Foto: kna/Julia Steinbrecht
Ein friedlicher Ort: Die Abtei St. Hildegard in Rüdesheim-Eibingen Foto: kna/Julia Steinbrecht

Rosensträucher säumen den Weg zur Klosterkirche und verströmen sommerlichen Duft. Hocherhaben steht die mächtige Kirche über dem Rheintal. Weinberge bedecken den Hügel. Der Himmel strahlt blau, nachdem sich noch vor einer knappen Stunde dunkle Gewitterwolken heftig ausgeschüttet haben. Ein Bild fast wie ein Kitschgemälde. Die Abtei St. Hildegard in Rüdesheim-Eibingen ist ein Ort mit hoher Anziehungskraft. Für viele eine Oase der Ruhe, so wie Jesus im Evangelium verspricht: „Ihr werdet Ruhe finden für eure Seele.“ 

Doch der Ort allein ist es nicht. Es sind auch die Ordensfrauen hier, die die biblische Verheißung lebendig werden lassen. Eine von ihnen ist Schwester Philippa Rath. Die 64 Jahre alte Theologin ist seit 30 Jahren Benediktinerin und eine der Schwestern, die Besucherinnen und Besucher begleiten. „Ich sehe mich als Werkzeug“, sagt Schwester Philippa. Sie stellt sich in den Dienst Gottes, um „mühselig und beladenen“ Menschen zu helfen, ihre Lasten zu tragen. 

„Kreuzwege gehören zum Leben“

In den vergangenen Monaten hat die Ordensfrau in kirchlichen Kreisen einige Prominenz erlangt. Sie ist Delegierte des Synodalen Weges und hat dort in schonungsloser Offenheit von Menschen berichtet, denen die Kirche Angst macht, die unter der Kirche leiden. Sie hat Erfahrungen mit Menschen, die unter der Last ihres Lebens leiden, die ein Joch tragen müssen, wie Jesu in dem Bibelvers sagt. 

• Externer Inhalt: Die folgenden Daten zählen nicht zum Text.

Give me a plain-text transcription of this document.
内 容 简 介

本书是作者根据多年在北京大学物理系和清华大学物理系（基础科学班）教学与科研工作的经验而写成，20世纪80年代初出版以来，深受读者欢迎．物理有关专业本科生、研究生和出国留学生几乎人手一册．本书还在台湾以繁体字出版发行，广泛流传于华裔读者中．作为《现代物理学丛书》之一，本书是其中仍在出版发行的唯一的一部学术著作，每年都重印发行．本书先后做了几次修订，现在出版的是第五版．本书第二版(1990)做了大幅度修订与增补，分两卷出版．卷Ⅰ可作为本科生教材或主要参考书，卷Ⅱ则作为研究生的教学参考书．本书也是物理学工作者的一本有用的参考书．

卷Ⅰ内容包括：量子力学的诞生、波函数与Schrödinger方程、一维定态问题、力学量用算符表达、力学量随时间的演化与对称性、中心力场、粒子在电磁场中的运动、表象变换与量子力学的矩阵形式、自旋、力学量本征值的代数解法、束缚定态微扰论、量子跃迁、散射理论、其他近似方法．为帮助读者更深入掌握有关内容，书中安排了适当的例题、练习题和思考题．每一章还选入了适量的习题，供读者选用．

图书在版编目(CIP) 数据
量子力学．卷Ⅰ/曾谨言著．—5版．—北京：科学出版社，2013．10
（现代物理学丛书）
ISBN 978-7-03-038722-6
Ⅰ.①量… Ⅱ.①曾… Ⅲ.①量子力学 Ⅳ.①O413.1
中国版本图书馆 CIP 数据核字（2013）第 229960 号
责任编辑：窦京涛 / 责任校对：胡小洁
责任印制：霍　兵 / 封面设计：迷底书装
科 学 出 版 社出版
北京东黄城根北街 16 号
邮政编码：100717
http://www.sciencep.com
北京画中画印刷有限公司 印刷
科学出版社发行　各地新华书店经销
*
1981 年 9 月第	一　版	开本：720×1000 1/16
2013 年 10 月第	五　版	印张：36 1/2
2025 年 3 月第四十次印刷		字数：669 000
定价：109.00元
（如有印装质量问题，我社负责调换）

Dieses Bild aus der Landwirtschaft ist für die meisten Menschen heute fremd. Und dennoch: „Man sieht es Menschen oft schon an, wenn sie ein Joch drückt“, sagt Schwester Philippa. Krumm und gebeugt gingen viele. „Wenn die Last leichter wird, ändert sich oft auch die Körperhaltung.“

Aber wie geht das, die Last wegzubekommen? Zunächst einmal müsse man sich seinen Lasten und Ängsten stellen, sagt die Ordensfrau. „Kreuzwege gehören zum Leben. Ich muss stehen bleiben und meiner Angst ins Gesicht schauen, sie konkret benennen.“ Darüber mit anderen Menschen zu sprechen, ist ein erster Schritt, um Ruhe für die Seele zu finden. „Das heißt nicht, dass die Angst weg ist. Aber ich kann lernen, damit zu leben.“ Und: „Geteilte Last ist halbe Last“, sagt Schwester Philippa. 

Ihr selbst helfe der Blick aufs Kreuz. Denn auch Jesus musste Leid ertragen. Ein Gott, der die tiefsten und schlimmsten Erfahrungen der Menschen teilt, ist für Schwester Philippa ein tröstliches Bild. Im Gebet, etwa im Rosenkranz oder im Kreuzweg könne man den leidenden Jesus erfahren. „Wenn es mir gelingt, meine eigenen Lasten mit dem Kreuz Jesu in Verbindung zu bringen, ist ein wichtiger Schritt getan“, sagt sie. 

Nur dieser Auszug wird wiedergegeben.